Principles for Managing Ownership Stake
Consistent with the goal of clearly limiting the government’s role as a reluctant equity owner but careful steward of taxpayer resources, the Obama Administration has established four core principles that will guide the government’s management of ownership interests in private firms. These principles will apply to the U.S. government’s equity stake in GM:
* The government has no desire to own equity stakes in companies any longer than necessary, and will seek to dispose of its ownership interests as soon as practicable. Our goal is to promote strong and viable companies that can quickly be profitable and contribute to economic growth and jobs without government involvement.
* In exceptional cases where the U.S. government feels it is necessary to respond to a company’s request for substantial assistance, the government will reserve the right to set upfront conditions to protect taxpayers, promote financial stability and encourage growth. When necessary, these conditions may include restructurings similar to that now underway at GM as well as changes to ensure a strong board of directors that selects management with a sound long-term vision to restore their companies to profitability and to end the need for government support as quickly as is practically feasible.
* After any up-front conditions are in place, the government will protect the taxpayers’ investment by managing its ownership stake in a hands-off, commercial manner. The government will not interfere with or exert control over day-to-day company operations. No government employees will serve on the boards or be employed by these companies.
* As a common shareholder, the government will only vote on core governance issues, including the selection of a company’s board of directors and major corporate events or transactions. While protecting taxpayer resources, the government intends to be extremely disciplined as to how it intends to use even these limited rights.
Warrantees:
* GM will continue to honor consumer warranties. This past week, the U.S. Treasury made available the Warranty Support Program to GM and $361 million was funded to a special vehicle available to provide a backstop on the orderly payment of warranties for cars sold during this restructuring period.
The Bankruptcy Process
During this process, GM will continue operating in the ordinary course. From an operating perspective, the day after the filing will not be materially different from the day before the filing. The following parties will be treated as described below:
* Employees: Employees will get paid in the ordinary course, including salary, wages and ordinary benefits. Assuming the sale moves forward as expected, Pension Plan and VEBA funding will be transferred to New GM.

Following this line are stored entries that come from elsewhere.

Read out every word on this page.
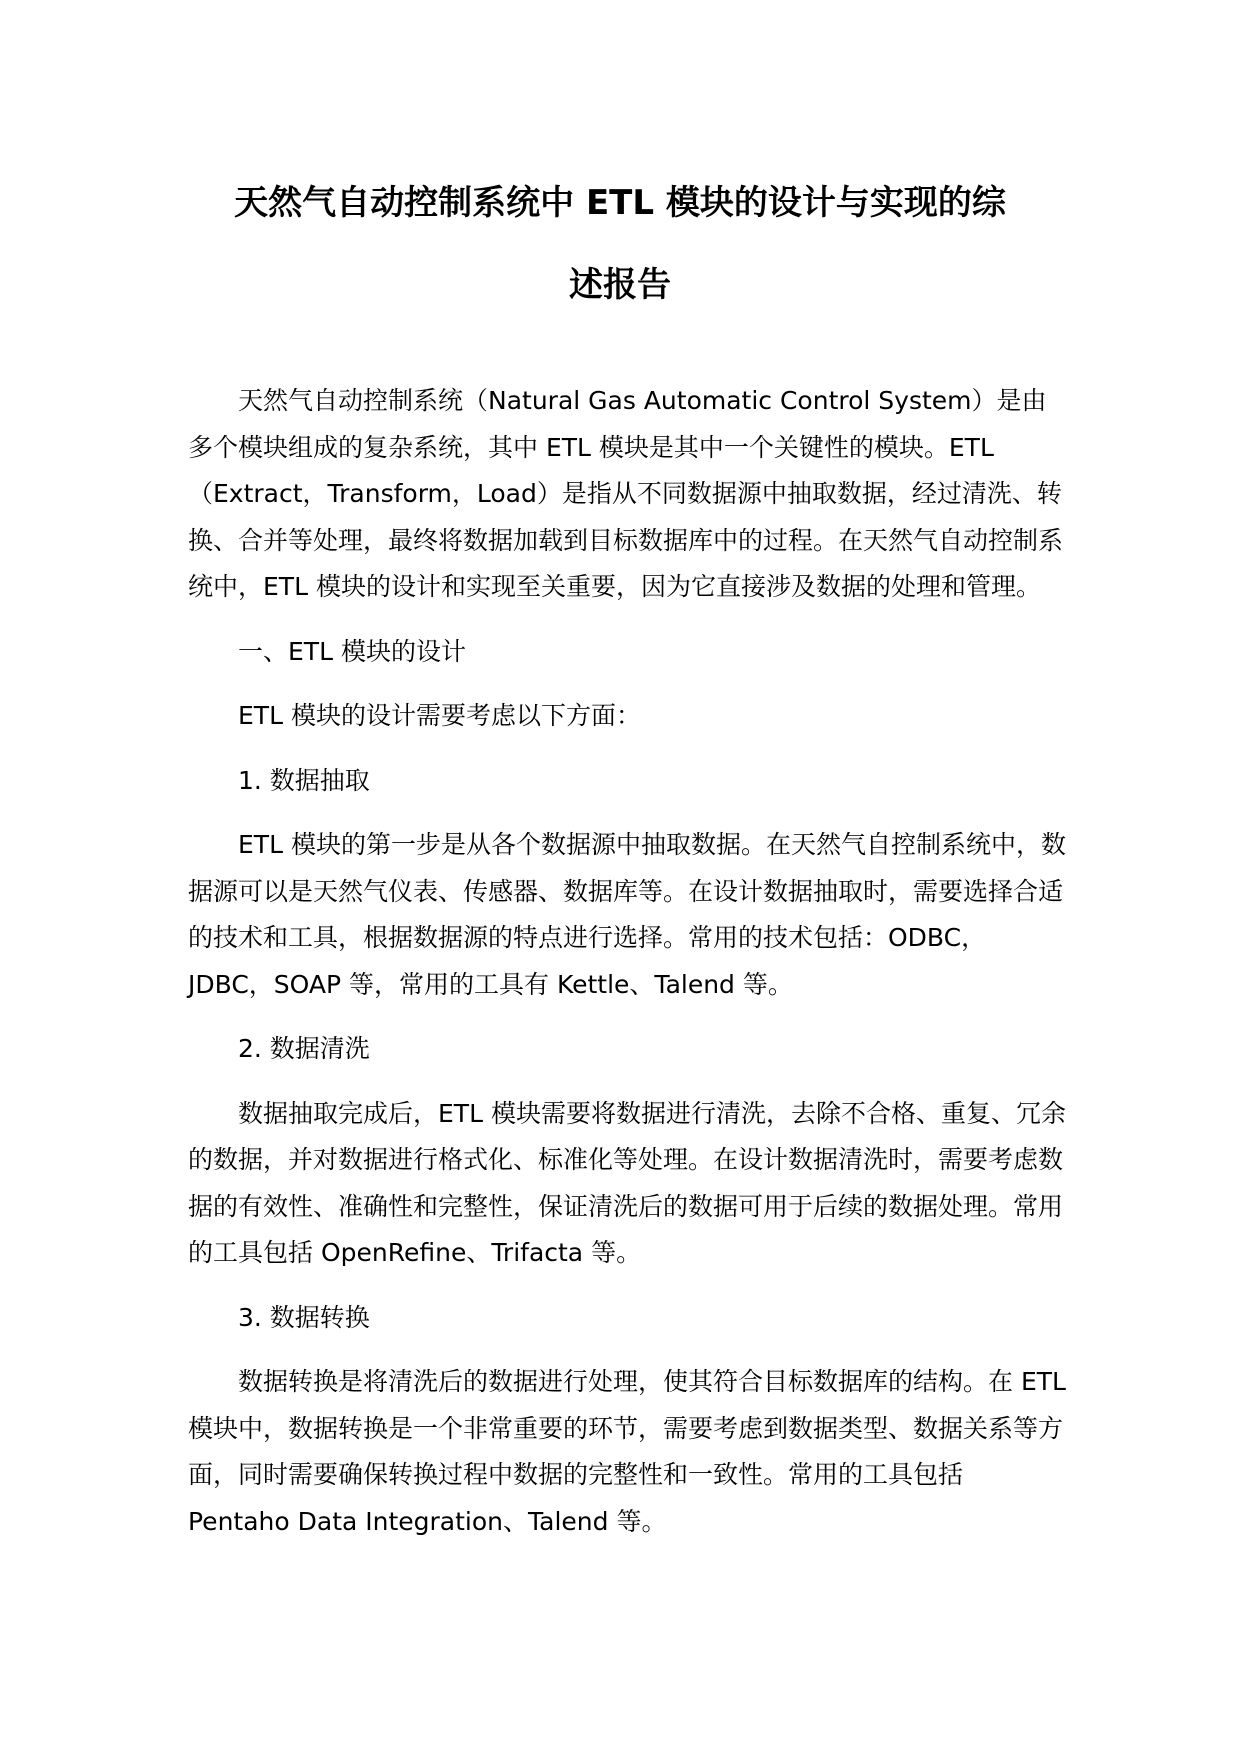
天然气自动控制系统中 ETL 模块的设计与实现的综
述报告

天然气自动控制系统（Natural Gas Automatic Control System）是由多个模块组成的复杂系统，其中 ETL 模块是其中一个关键性的模块。ETL（Extract，Transform，Load）是指从不同数据源中抽取数据，经过清洗、转换、合并等处理，最终将数据加载到目标数据库中的过程。在天然气自动控制系统中，ETL 模块的设计和实现至关重要，因为它直接涉及数据的处理和管理。

一、ETL 模块的设计

ETL 模块的设计需要考虑以下方面：

1. 数据抽取

ETL 模块的第一步是从各个数据源中抽取数据。在天然气自控制系统中，数据源可以是天然气仪表、传感器、数据库等。在设计数据抽取时，需要选择合适的技术和工具，根据数据源的特点进行选择。常用的技术包括：ODBC，JDBC，SOAP 等，常用的工具有 Kettle、Talend 等。

2. 数据清洗

数据抽取完成后，ETL 模块需要将数据进行清洗，去除不合格、重复、冗余的数据，并对数据进行格式化、标准化等处理。在设计数据清洗时，需要考虑数据的有效性、准确性和完整性，保证清洗后的数据可用于后续的数据处理。常用的工具包括 OpenRefine、Trifacta 等。

3. 数据转换

数据转换是将清洗后的数据进行处理，使其符合目标数据库的结构。在 ETL 模块中，数据转换是一个非常重要的环节，需要考虑到数据类型、数据关系等方面，同时需要确保转换过程中数据的完整性和一致性。常用的工具包括 Pentaho Data Integration、Talend 等。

* Suppliers: GM will seek authority at its “first day” hearing to continue to pay suppliers in the ordinary course. In addition, the U.S. Treasury’s Supplier Support Program will continue to operate, and GM suppliers benefiting from the program will continue to receive that support.
* Dealers: GM will seek authority at its “first day” hearing to honor its customer warranties in the ordinary course. Moreover, GM will seek to continue to honor its dealer incentives for those dealers who are expected to continue to be part of GM’s distribution network going forward. There are some dealers that GM has identified that will not continue with GM. It is expected that the terminated dealers will be offered an agreement to orderly wind down their operations over the next 18 months
* UAW: The modified labor agreement reached between the UAW and GM will be operative and will be assumed by the New GM.